The US Federal Reserve has repeated that it will remain "patient" in deciding when to raise interest rates, and said the country’s economy is on track despite turmoil in other markets around the world.

Concluding their first policy-setting meeting of the year, Fed officials looked past the urgent moves made by other central banks this month to boost their struggling economies and saw continued economic expansion in the United States.

"The committee judges that it can be patient in beginning to normalise the stance of monetary policy," the Fed's policy statement said.

The Fed acknowledged that inflation had declined further below its longer-run objective and that market-based inflation measures had fallen substantially - a more negative assessment of inflation pressures than in December.

But the Fed's overall tone was optimistic, keeping it on pace to raise rates later this year. Some Fed officials and economists have indicated a rate hike, which would be the first in nearly a decade, is more likely to occur between June and September.

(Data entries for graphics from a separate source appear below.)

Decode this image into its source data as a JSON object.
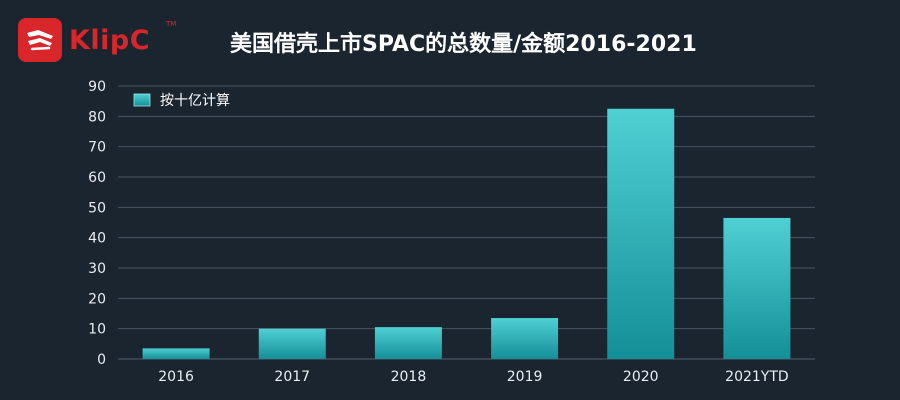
{
  "brand": {
    "name": "KlipC",
    "trademark": "TM"
  },
  "colors": {
    "background": "#1b2530",
    "brand_red": "#d8262a",
    "bar_top": "#4fd0d3",
    "bar_bottom": "#148f98",
    "grid": "#4a5560"
  },
  "chart_data": {
    "type": "bar",
    "title": "美国借壳上市SPAC的总数量/金额2016-2021",
    "categories": [
      "2016",
      "2017",
      "2018",
      "2019",
      "2020",
      "2021YTD"
    ],
    "series": [
      {
        "name": "按十亿计算",
        "values": [
          3.5,
          10,
          10.5,
          13.5,
          82.5,
          46.5
        ]
      }
    ],
    "xlabel": "",
    "ylabel": "",
    "ylim": [
      0,
      90
    ],
    "yticks": [
      0,
      10,
      20,
      30,
      40,
      50,
      60,
      70,
      80,
      90
    ],
    "grid": true,
    "legend_position": "top-left"
  }
}
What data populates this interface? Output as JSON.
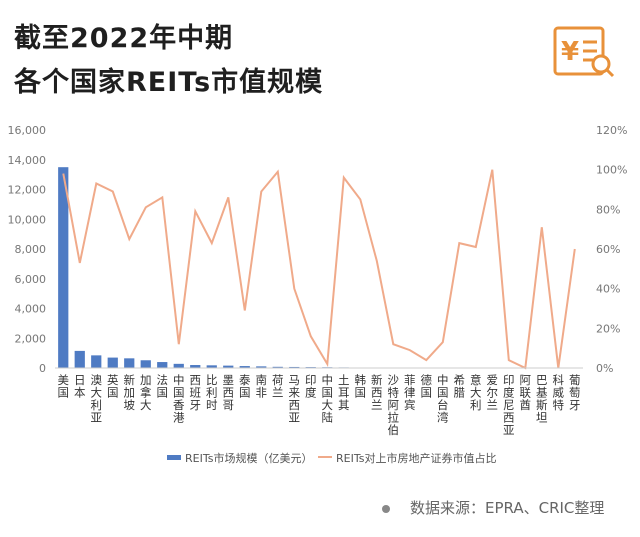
{
  "header": {
    "title_line1": "截至2022年中期",
    "title_line2": "各个国家REITs市值规模"
  },
  "source": "数据来源：EPRA、CRIC整理",
  "chart_data": {
    "type": "bar+line",
    "categories": [
      "美国",
      "日本",
      "澳大利亚",
      "英国",
      "新加坡",
      "加拿大",
      "法国",
      "中国香港",
      "西班牙",
      "比利时",
      "墨西哥",
      "泰国",
      "南非",
      "荷兰",
      "马来西亚",
      "印度",
      "中国大陆",
      "土耳其",
      "韩国",
      "新西兰",
      "沙特阿拉伯",
      "菲律宾",
      "德国",
      "中国台湾",
      "希腊",
      "意大利",
      "爱尔兰",
      "印度尼西亚",
      "阿联酋",
      "巴基斯坦",
      "科威特",
      "葡萄牙"
    ],
    "series": [
      {
        "name": "REITs市场规模（亿美元）",
        "type": "bar",
        "axis": "left",
        "color": "#4f7bc3",
        "values": [
          13500,
          1150,
          850,
          700,
          650,
          520,
          400,
          280,
          200,
          180,
          160,
          130,
          110,
          80,
          70,
          60,
          50,
          40,
          30,
          30,
          20,
          20,
          15,
          15,
          15,
          10,
          10,
          10,
          5,
          5,
          5,
          5
        ]
      },
      {
        "name": "REITs对上市房地产证券市值占比",
        "type": "line",
        "axis": "right",
        "color": "#f0aa8a",
        "values": [
          98,
          53,
          93,
          89,
          65,
          81,
          86,
          12,
          79,
          63,
          86,
          29,
          89,
          99,
          40,
          16,
          2,
          96,
          85,
          54,
          12,
          9,
          4,
          13,
          63,
          61,
          100,
          4,
          0,
          71,
          0,
          60
        ]
      }
    ],
    "y_left": {
      "min": 0,
      "max": 16000,
      "ticks": [
        "0",
        "2,000",
        "4,000",
        "6,000",
        "8,000",
        "10,000",
        "12,000",
        "14,000",
        "16,000"
      ]
    },
    "y_right": {
      "min": 0,
      "max": 120,
      "ticks": [
        "0%",
        "20%",
        "40%",
        "60%",
        "80%",
        "100%",
        "120%"
      ]
    },
    "grid": false,
    "legend_position": "bottom"
  }
}
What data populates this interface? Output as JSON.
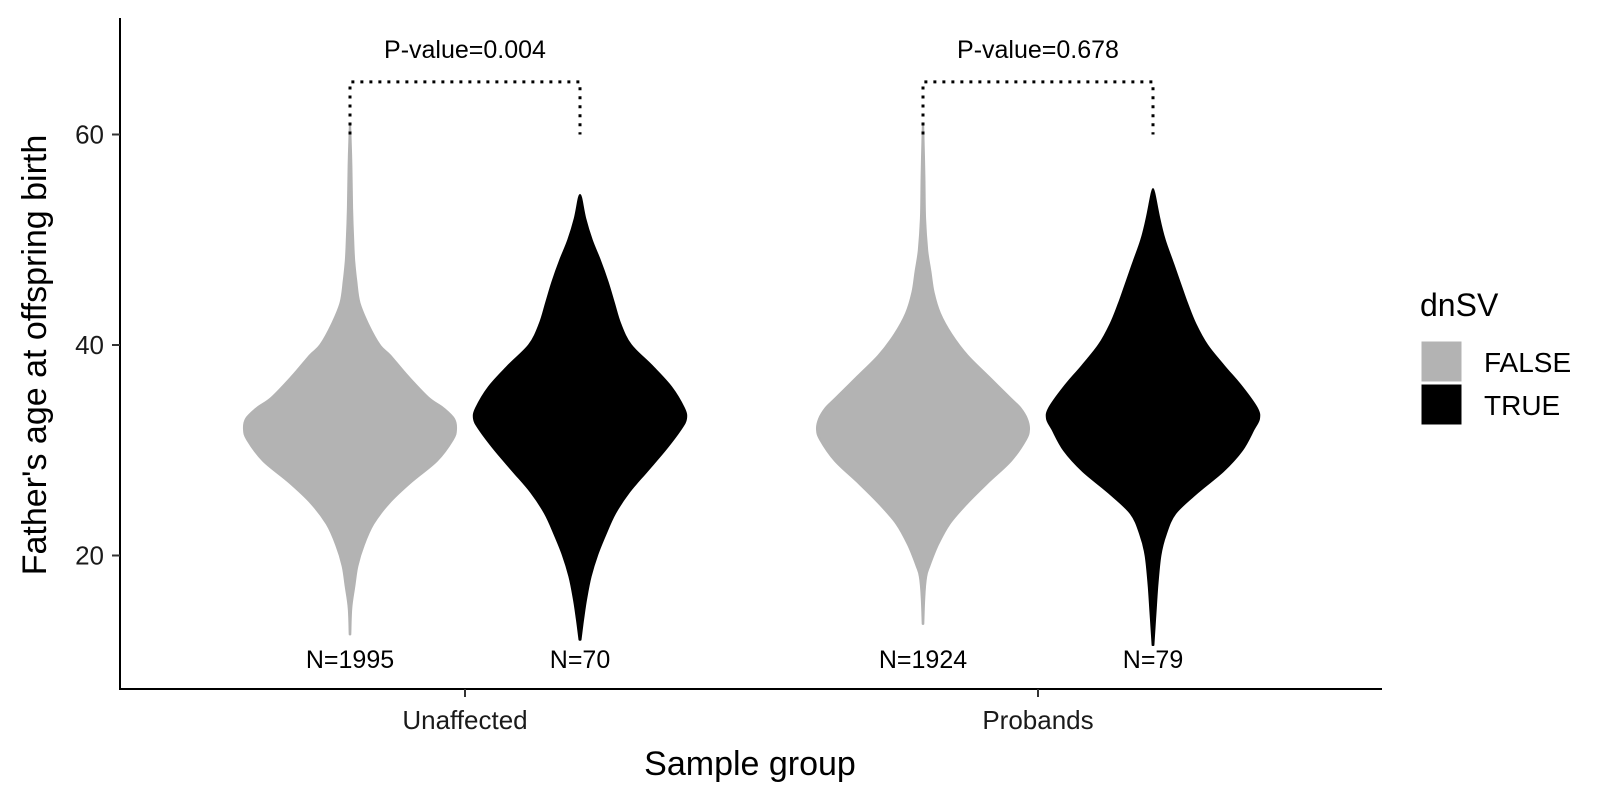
{
  "chart_data": {
    "type": "violin",
    "xlabel": "Sample group",
    "ylabel": "Father's age at offspring birth",
    "categories": [
      "Unaffected",
      "Probands"
    ],
    "y_ticks": [
      "20",
      "40",
      "60"
    ],
    "ylim": [
      8,
      72
    ],
    "grid": false,
    "legend": {
      "title": "dnSV",
      "position": "right",
      "entries": [
        {
          "label": "FALSE",
          "color": "#b3b3b3"
        },
        {
          "label": "TRUE",
          "color": "#000000"
        }
      ]
    },
    "series": [
      {
        "name": "FALSE",
        "color": "#b3b3b3",
        "groups": [
          {
            "category": "Unaffected",
            "n_label": "N=1995",
            "min": 12.5,
            "max": 60.5,
            "profile": [
              [
                12.5,
                0.3
              ],
              [
                15,
                1.2
              ],
              [
                17,
                4
              ],
              [
                19,
                7
              ],
              [
                21,
                13
              ],
              [
                23,
                22
              ],
              [
                25,
                37
              ],
              [
                27,
                58
              ],
              [
                29,
                82
              ],
              [
                31,
                97
              ],
              [
                32,
                100
              ],
              [
                33,
                98
              ],
              [
                34,
                88
              ],
              [
                35,
                74
              ],
              [
                37,
                55
              ],
              [
                39,
                38
              ],
              [
                40,
                28
              ],
              [
                42,
                17
              ],
              [
                44,
                9
              ],
              [
                46,
                6
              ],
              [
                48,
                4
              ],
              [
                50,
                3
              ],
              [
                53,
                2
              ],
              [
                57,
                1.3
              ],
              [
                60.5,
                0.3
              ]
            ]
          },
          {
            "category": "Probands",
            "n_label": "N=1924",
            "min": 13.5,
            "max": 60.5,
            "profile": [
              [
                13.5,
                0.3
              ],
              [
                16,
                1.2
              ],
              [
                18,
                3
              ],
              [
                19,
                6
              ],
              [
                21,
                14
              ],
              [
                23,
                25
              ],
              [
                25,
                42
              ],
              [
                27,
                62
              ],
              [
                29,
                83
              ],
              [
                31,
                97
              ],
              [
                32,
                100
              ],
              [
                33,
                98
              ],
              [
                34,
                92
              ],
              [
                35,
                82
              ],
              [
                37,
                62
              ],
              [
                39,
                42
              ],
              [
                41,
                27
              ],
              [
                43,
                16
              ],
              [
                45,
                10
              ],
              [
                47,
                7
              ],
              [
                49,
                4
              ],
              [
                52,
                2
              ],
              [
                56,
                1.3
              ],
              [
                60.5,
                0.3
              ]
            ]
          }
        ]
      },
      {
        "name": "TRUE",
        "color": "#000000",
        "groups": [
          {
            "category": "Unaffected",
            "n_label": "N=70",
            "min": 12,
            "max": 54,
            "profile": [
              [
                12,
                0.5
              ],
              [
                14,
                3
              ],
              [
                16,
                6
              ],
              [
                18,
                10
              ],
              [
                20,
                16
              ],
              [
                22,
                24
              ],
              [
                24,
                33
              ],
              [
                26,
                46
              ],
              [
                28,
                63
              ],
              [
                30,
                80
              ],
              [
                32,
                95
              ],
              [
                33,
                100
              ],
              [
                34,
                98
              ],
              [
                36,
                86
              ],
              [
                38,
                68
              ],
              [
                40,
                48
              ],
              [
                42,
                38
              ],
              [
                44,
                32
              ],
              [
                46,
                26
              ],
              [
                48,
                19
              ],
              [
                50,
                11
              ],
              [
                52,
                5
              ],
              [
                54,
                1
              ]
            ]
          },
          {
            "category": "Probands",
            "n_label": "N=79",
            "min": 11.5,
            "max": 54.5,
            "profile": [
              [
                11.5,
                0.4
              ],
              [
                14,
                2
              ],
              [
                17,
                4
              ],
              [
                20,
                7
              ],
              [
                22,
                12
              ],
              [
                24,
                21
              ],
              [
                26,
                42
              ],
              [
                28,
                66
              ],
              [
                30,
                84
              ],
              [
                32,
                95
              ],
              [
                33,
                100
              ],
              [
                34,
                98
              ],
              [
                36,
                84
              ],
              [
                38,
                67
              ],
              [
                40,
                51
              ],
              [
                42,
                40
              ],
              [
                44,
                32
              ],
              [
                46,
                25
              ],
              [
                48,
                18
              ],
              [
                50,
                11
              ],
              [
                52,
                6
              ],
              [
                54.5,
                1
              ]
            ]
          }
        ]
      }
    ],
    "annotations": [
      {
        "text": "P-value=0.004",
        "category": "Unaffected",
        "y": 65
      },
      {
        "text": "P-value=0.678",
        "category": "Probands",
        "y": 65
      }
    ]
  }
}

The Fed did not release a new economic forecast and no press conference was scheduled following its two-day meeting.

The statement follows a policy shift begun in December when the Fed said it would take a patient approach to raising rates, and then Fed Chair Janet Yellen in a press conference clarified that "patient" meant at least two meetings.

In the December statement, the Fed said that approach was consistent with its previous guidance of keeping rates near zero for a "considerable time" after completing its third round of bond-buying, which ended in October.

The statement removed the reference to its former guidance.

The Fed said "economic activity has been expanding at a solid pace," a move away from its "moderate pace" reference in its prior statement.

"Labour market conditions have improved further, with strong job gains and a lower unemployment rate," the Fed said.

The statement was adopted without dissent.